Schenectady County

Glenville cold case: Search resumed for woman who disappeared in 1979 (with photo gallery)

A more than three-decades-old missing person case is now being revisited in Glenville, a prosecutor

A more than three-decades-old missing person case is now being revisited in Glenville, a prosecutor confirmed Wednesday.

The case involves Agnes Shoe, who was 37 when she disappeared under suspicious circumstances from her Glenville home at 30 Olde Coach Road in June 1979.

William Sanderson of the Schenectady County District Attorney’s Office confirmed the case was being looked at again. He declined to give further details, including what might have sparked the renewed interest in the case or whether anything of value to the investigation had been found.

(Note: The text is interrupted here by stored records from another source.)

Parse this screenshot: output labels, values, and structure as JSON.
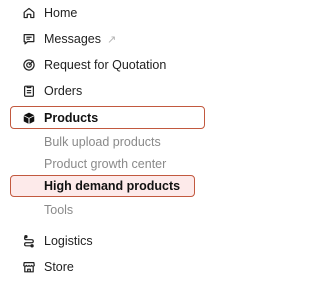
{
  "nav": {
    "home": {
      "label": "Home",
      "icon": "home-icon"
    },
    "messages": {
      "label": "Messages",
      "external": "↗",
      "icon": "chat-icon"
    },
    "rfq": {
      "label": "Request for Quotation",
      "icon": "target-icon"
    },
    "orders": {
      "label": "Orders",
      "icon": "clipboard-icon"
    },
    "products": {
      "label": "Products",
      "icon": "box-icon",
      "children": [
        {
          "label": "Bulk upload products"
        },
        {
          "label": "Product growth center"
        },
        {
          "label": "High demand products"
        },
        {
          "label": "Tools"
        }
      ]
    },
    "logistics": {
      "label": "Logistics",
      "icon": "logistics-icon"
    },
    "store": {
      "label": "Store",
      "icon": "store-icon"
    }
  },
  "colors": {
    "highlight_border": "#c2593f",
    "highlight_fill": "#fdeaea"
  }
}
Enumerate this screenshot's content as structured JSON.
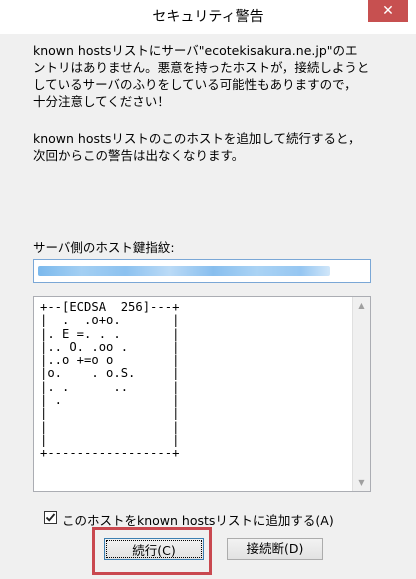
{
  "window": {
    "title": "セキュリティ警告",
    "close_glyph": "✕"
  },
  "messages": {
    "warning": "known hostsリストにサーバ\"ecotekisakura.ne.jp\"のエ\nントリはありません。悪意を持ったホストが，接続しようと\nしているサーバのふりをしている可能性もありますので，\n十分注意してください！",
    "info": "known hostsリストのこのホストを追加して続行すると，\n次回からこの警告は出なくなります。"
  },
  "fingerprint": {
    "label": "サーバ側のホスト鍵指紋:",
    "value": ""
  },
  "randomart": {
    "text": "+--[ECDSA  256]---+\n|  .  .o+o.       |\n|. E =. . .       |\n|.. O. .oo .      |\n|..o +=o o        |\n|o.    . o.S.     |\n|. .      ..      |\n| .               |\n|                 |\n|                 |\n|                 |\n+-----------------+"
  },
  "scrollbar": {
    "up_glyph": "▲",
    "down_glyph": "▼"
  },
  "add_to_known_hosts": {
    "label": "このホストをknown hostsリストに追加する(A)",
    "checked": true
  },
  "buttons": {
    "continue_label": "続行(C)",
    "disconnect_label": "接続断(D)"
  },
  "colors": {
    "close_button": "#c75050",
    "highlight": "#c9484f",
    "field_border": "#7aa7d6"
  }
}
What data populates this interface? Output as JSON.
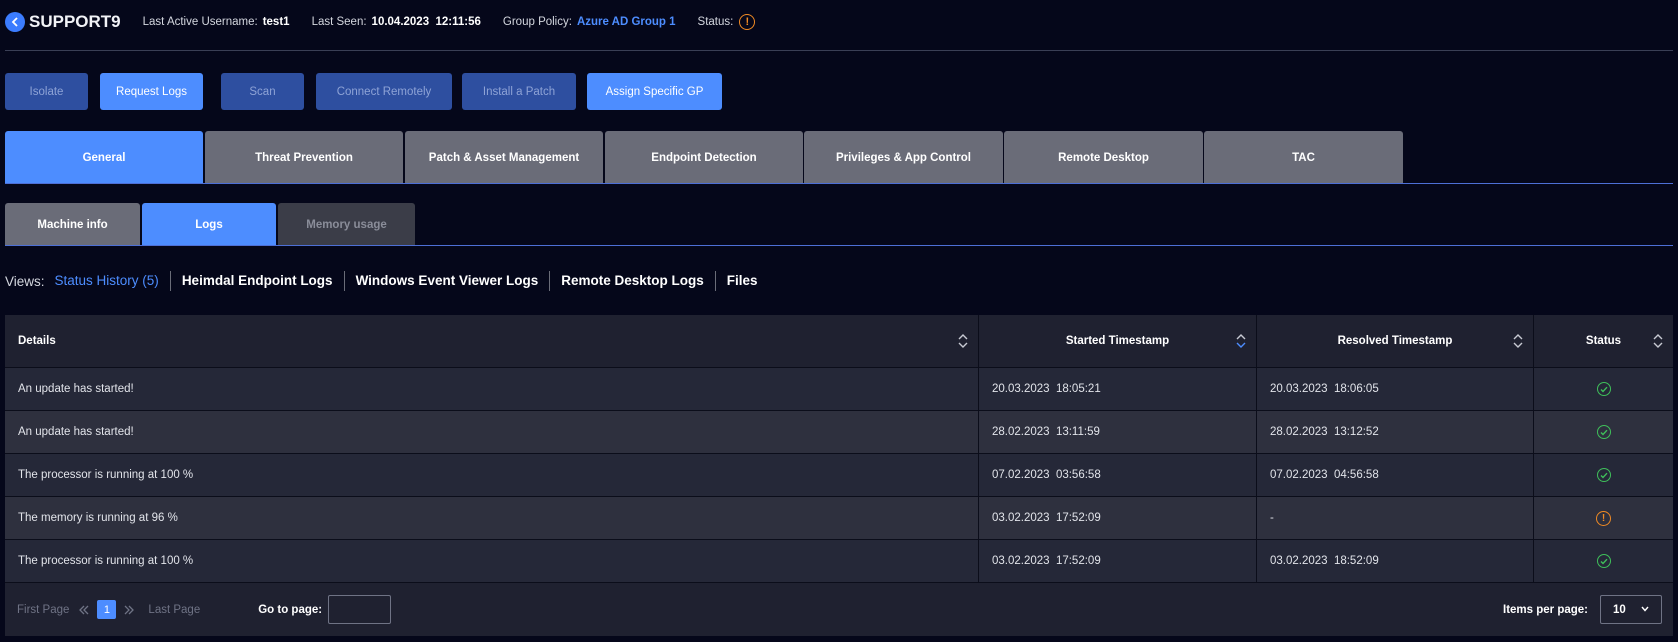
{
  "header": {
    "back_icon": "chevron-left-icon",
    "machine_name": "SUPPORT9",
    "last_user_label": "Last Active Username:",
    "last_user_value": "test1",
    "last_seen_label": "Last Seen:",
    "last_seen_value": "10.04.2023  12:11:56",
    "group_policy_label": "Group Policy:",
    "group_policy_value": "Azure AD Group 1",
    "status_label": "Status:",
    "status_icon": "warning-icon"
  },
  "actions": [
    "Isolate",
    "Request Logs",
    "Scan",
    "Connect Remotely",
    "Install a Patch",
    "Assign Specific GP"
  ],
  "tabs": [
    "General",
    "Threat Prevention",
    "Patch & Asset Management",
    "Endpoint Detection",
    "Privileges & App Control",
    "Remote Desktop",
    "TAC"
  ],
  "subtabs": [
    "Machine info",
    "Logs",
    "Memory usage"
  ],
  "views": {
    "label": "Views:",
    "items": [
      "Status History (5)",
      "Heimdal Endpoint Logs",
      "Windows Event Viewer Logs",
      "Remote Desktop Logs",
      "Files"
    ]
  },
  "table": {
    "headers": [
      "Details",
      "Started Timestamp",
      "Resolved Timestamp",
      "Status"
    ],
    "rows": [
      {
        "details": "An update has started!",
        "started": "20.03.2023  18:05:21",
        "resolved": "20.03.2023  18:06:05",
        "status": "resolved"
      },
      {
        "details": "An update has started!",
        "started": "28.02.2023  13:11:59",
        "resolved": "28.02.2023  13:12:52",
        "status": "resolved"
      },
      {
        "details": "The processor is running at 100 %",
        "started": "07.02.2023  03:56:58",
        "resolved": "07.02.2023  04:56:58",
        "status": "resolved"
      },
      {
        "details": "The memory is running at 96 %",
        "started": "03.02.2023  17:52:09",
        "resolved": "-",
        "status": "warning"
      },
      {
        "details": "The processor is running at 100 %",
        "started": "03.02.2023  17:52:09",
        "resolved": "03.02.2023  18:52:09",
        "status": "resolved"
      }
    ]
  },
  "pagination": {
    "first_page": "First Page",
    "current_page": "1",
    "last_page": "Last Page",
    "goto_label": "Go to page:",
    "goto_value": "",
    "items_per_page_label": "Items per page:",
    "items_per_page_value": "10"
  },
  "colors": {
    "background": "#05071a",
    "accent": "#4d8dff",
    "success": "#3fbf5a",
    "warning": "#f08a24"
  }
}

Sanderson’s confirmation came as a backhoe was moving earth Wednesday in the woods behind where Shoe once lived. A Chevy truck with a decal reading “Bloodhound Unit” was parked at nearby Country Fair Lane. At the scene, Detective Michael Lamb referred all questions to Glenville Chief Michael Ranalli, who did not return a message left for comment. More details are expected to be released today.

Next-door neighbors Jeff and Janice Wilson said Wednesday that police were searching the wooded area between Olde Coach Road and Country Fair Lane.

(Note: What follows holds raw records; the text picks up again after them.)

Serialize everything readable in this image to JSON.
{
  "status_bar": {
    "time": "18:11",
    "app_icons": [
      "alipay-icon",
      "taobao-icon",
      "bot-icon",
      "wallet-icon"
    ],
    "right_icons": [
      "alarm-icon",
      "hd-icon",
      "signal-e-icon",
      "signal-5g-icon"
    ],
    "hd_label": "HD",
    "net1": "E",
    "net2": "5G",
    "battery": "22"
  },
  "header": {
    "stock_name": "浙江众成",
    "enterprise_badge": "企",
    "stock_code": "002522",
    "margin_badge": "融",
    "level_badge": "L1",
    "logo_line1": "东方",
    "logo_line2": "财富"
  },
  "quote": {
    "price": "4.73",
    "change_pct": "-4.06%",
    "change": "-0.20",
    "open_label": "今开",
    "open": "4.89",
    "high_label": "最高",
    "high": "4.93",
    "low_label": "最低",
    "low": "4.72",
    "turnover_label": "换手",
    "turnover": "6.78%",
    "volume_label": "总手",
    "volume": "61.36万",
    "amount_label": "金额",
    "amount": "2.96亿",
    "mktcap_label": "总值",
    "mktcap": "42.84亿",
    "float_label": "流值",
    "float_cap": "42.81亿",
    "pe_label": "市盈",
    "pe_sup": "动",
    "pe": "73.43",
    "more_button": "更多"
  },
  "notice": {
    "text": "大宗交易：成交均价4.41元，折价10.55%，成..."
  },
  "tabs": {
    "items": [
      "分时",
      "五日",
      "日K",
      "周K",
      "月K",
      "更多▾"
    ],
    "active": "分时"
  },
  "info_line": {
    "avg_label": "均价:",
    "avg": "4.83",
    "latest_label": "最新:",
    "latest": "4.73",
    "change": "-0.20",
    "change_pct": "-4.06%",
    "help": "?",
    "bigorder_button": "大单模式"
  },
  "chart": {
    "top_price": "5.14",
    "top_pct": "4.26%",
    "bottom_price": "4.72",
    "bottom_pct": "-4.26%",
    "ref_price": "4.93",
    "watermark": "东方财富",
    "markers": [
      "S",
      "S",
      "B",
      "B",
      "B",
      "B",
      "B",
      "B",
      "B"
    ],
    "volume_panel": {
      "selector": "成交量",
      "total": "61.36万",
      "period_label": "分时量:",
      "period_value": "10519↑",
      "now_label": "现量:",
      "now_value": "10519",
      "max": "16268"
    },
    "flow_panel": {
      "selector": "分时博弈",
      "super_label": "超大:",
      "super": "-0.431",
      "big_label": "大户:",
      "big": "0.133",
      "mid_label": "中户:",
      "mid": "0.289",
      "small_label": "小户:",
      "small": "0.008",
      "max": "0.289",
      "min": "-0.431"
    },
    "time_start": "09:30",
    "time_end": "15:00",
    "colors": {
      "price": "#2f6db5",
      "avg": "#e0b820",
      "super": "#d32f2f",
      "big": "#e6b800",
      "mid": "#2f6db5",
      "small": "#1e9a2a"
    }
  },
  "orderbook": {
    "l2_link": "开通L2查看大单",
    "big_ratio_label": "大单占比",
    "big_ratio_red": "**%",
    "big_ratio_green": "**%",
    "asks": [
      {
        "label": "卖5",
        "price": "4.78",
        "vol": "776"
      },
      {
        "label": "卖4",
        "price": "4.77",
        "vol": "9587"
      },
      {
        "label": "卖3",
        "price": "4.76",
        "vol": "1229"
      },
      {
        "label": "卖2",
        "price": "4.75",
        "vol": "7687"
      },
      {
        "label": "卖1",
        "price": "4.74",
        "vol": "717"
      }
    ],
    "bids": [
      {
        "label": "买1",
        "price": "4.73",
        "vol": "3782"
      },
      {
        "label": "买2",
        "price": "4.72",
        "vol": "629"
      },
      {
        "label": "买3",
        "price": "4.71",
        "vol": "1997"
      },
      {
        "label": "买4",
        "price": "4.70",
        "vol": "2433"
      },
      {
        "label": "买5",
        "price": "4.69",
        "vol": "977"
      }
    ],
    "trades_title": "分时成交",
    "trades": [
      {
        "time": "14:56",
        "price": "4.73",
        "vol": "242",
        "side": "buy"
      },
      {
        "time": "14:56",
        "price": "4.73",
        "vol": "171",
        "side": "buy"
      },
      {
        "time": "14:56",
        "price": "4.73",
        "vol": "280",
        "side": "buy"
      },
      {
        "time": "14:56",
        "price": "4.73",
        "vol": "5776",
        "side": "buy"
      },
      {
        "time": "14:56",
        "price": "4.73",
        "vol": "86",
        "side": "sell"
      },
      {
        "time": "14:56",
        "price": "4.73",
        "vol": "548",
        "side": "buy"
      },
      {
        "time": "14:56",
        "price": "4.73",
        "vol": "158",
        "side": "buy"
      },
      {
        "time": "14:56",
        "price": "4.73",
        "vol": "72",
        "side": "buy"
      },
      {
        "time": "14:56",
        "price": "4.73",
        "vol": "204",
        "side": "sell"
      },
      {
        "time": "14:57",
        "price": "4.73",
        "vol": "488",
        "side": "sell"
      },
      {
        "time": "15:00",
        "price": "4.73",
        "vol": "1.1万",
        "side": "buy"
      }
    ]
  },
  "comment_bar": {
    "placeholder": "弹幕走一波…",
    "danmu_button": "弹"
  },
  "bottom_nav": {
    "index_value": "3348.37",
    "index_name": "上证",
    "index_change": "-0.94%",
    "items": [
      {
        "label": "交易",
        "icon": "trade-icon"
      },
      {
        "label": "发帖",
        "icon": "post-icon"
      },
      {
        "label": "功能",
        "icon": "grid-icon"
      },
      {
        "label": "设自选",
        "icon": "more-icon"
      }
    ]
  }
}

“They had cadaver dogs that were going behind the houses,” Jeff Wilson said.

The Wilsons were just returning from a vacation and said they had a message from a Glenville detective, stating that the case had been reopened and police wanted to interview them again.

The Shoe family kept to themselves, according to Jeff Wilson. “We didn’t know them very well. They were very quiet.”

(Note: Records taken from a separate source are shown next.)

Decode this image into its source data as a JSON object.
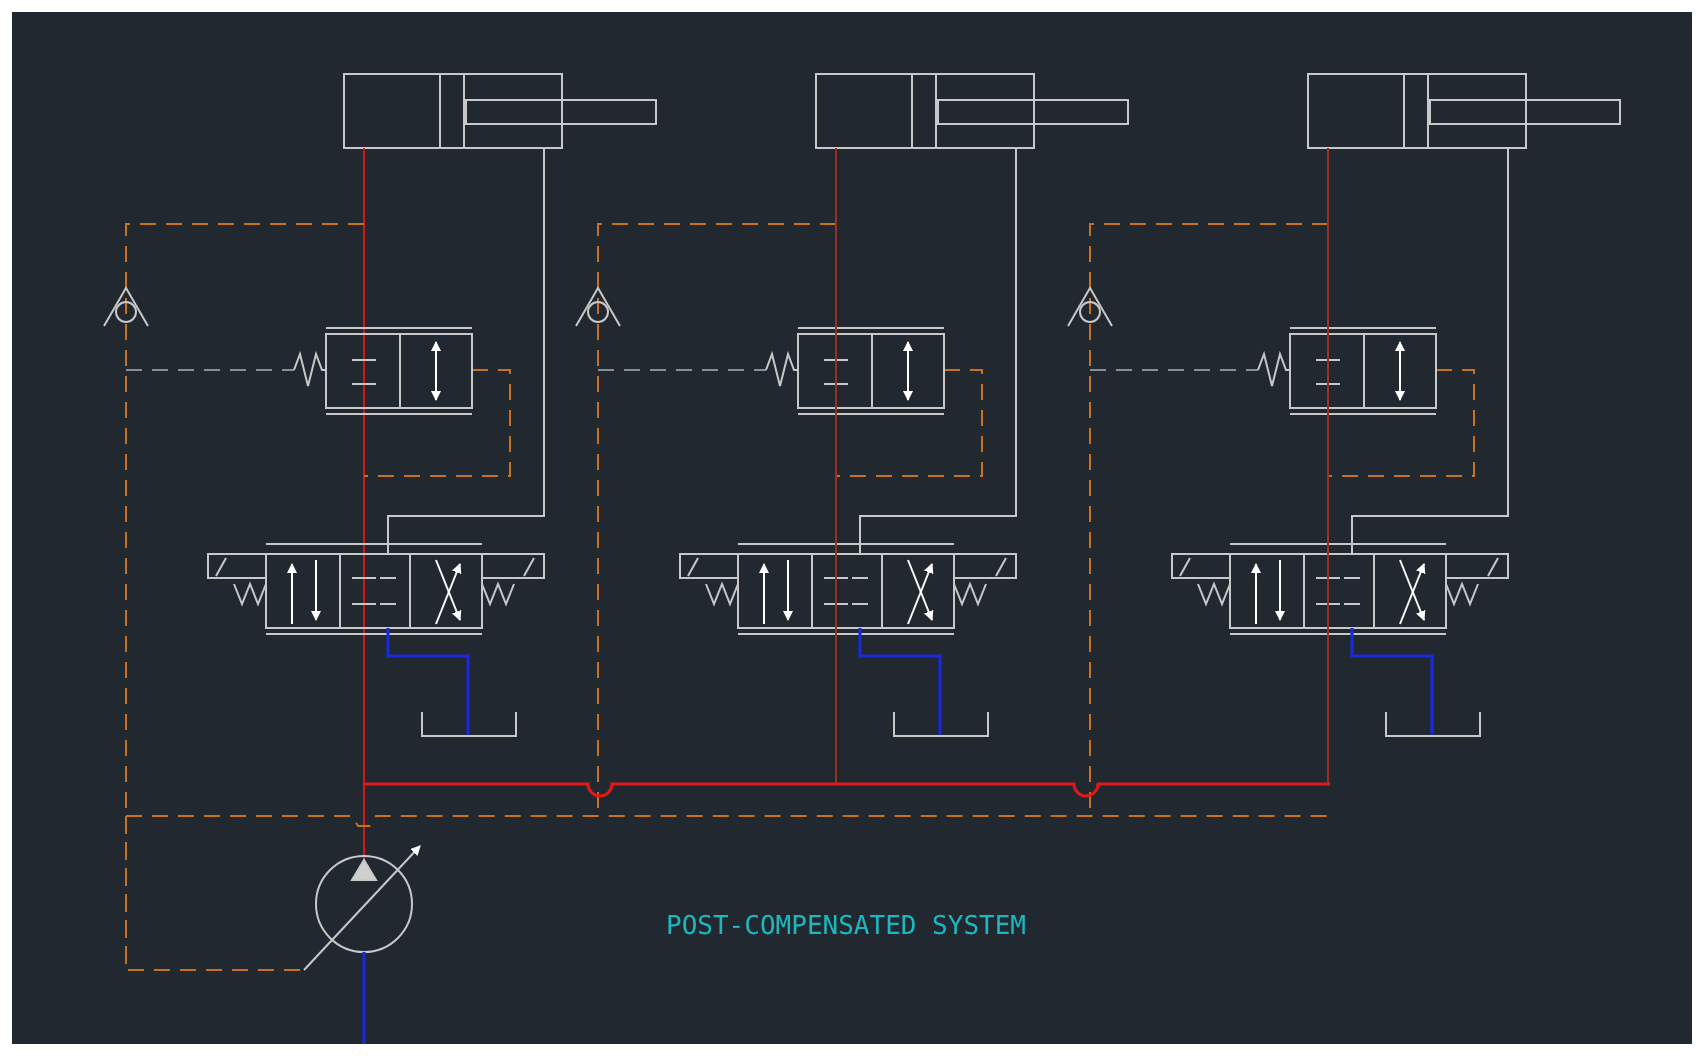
{
  "drawing": {
    "caption": "POST-COMPENSATED SYSTEM"
  }
}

Janice Wilson recalled searching the woods 32 years ago with the other neighbors. Police also brought in a medium.

The case baffled investigators at the time.

“It was just like she disappeared off the face of the Earth without a clue,” retired Glenville police detective Karl Batzinger, who worked the case, said when reached Wednesday by telephone at his home in Glenville.

Relatives told authorities that it was out of character for Shoe to leave without notifying her family. She regularly spoke on the phone with her mother and sister, according to newspaper accounts at the time.

Shoe’s keys and purse were in the house, which was locked, according to Batzinger. “There wasn’t anything in the house that would indicate any foul play,” he said.

Shoe, who was known to friends as Ginger, was a former Franciscan nun who met her husband when they both worked at Six Flags amusement park in Connecticut. They got married and moved to New Jersey and then to the Capital Region, according to newspaper accounts.

Richard Shoe operated his own transmission business in Clifton Park for a time but it went bankrupt, according to Batzinger. He then found a job in the offices of a New York City-based trucking company. He worked there during the week and was coming home on weekends to their rented house in Glenville on Olde Coach Road.

“He was probably two months down there before she disappeared,” Batzinger said.

The Friday before her disappearance, she had quit her job at the former NL Industries and was planning to relocate to be with her husband.

Richard Shoe became worried when she didn’t answer his telephone calls. He came back and she was gone.

“The neighbors had seen her the day before because she was around and she jogged all the time,” Batzinger said. Police interviewed neighbors and searched the woods around the house, even bringing in cadaver dogs. “We did everything we could at the time. There just wasn’t any leads,” he said.

At other times in the investigation, state police even brought in psychics and a witch who had a feeling that Shoe’s body was buried under the foundation of a new home. “We even dug up around some foundations but there was nothing that was discovered,” Batzinger said. In September 1996, Shoe’s sister Rita Omar had hired an astrologer who drew a map indicating that she might be on Long Island.

Attempts to reach Richard Shoe Wednesday were not successful.

Batzinger continued to work on the case off and on and kept in contact with Richard Shoe and the friends the couple had in the area. The detective contacted her sister to get a hair sample so investigators would have a family member’s DNA for comparison. He even wanted to obtain ground penetration radar from the military but that was not successful.

The case got a fresh look in 2005 by Batzinger and other retired detectives as part of a state police task force. Not much progress was made before he retired from the force in 2006 at the rank of detective sergeant. The case still eats at him, he said.

“You can only do so much unless you have solid leads.”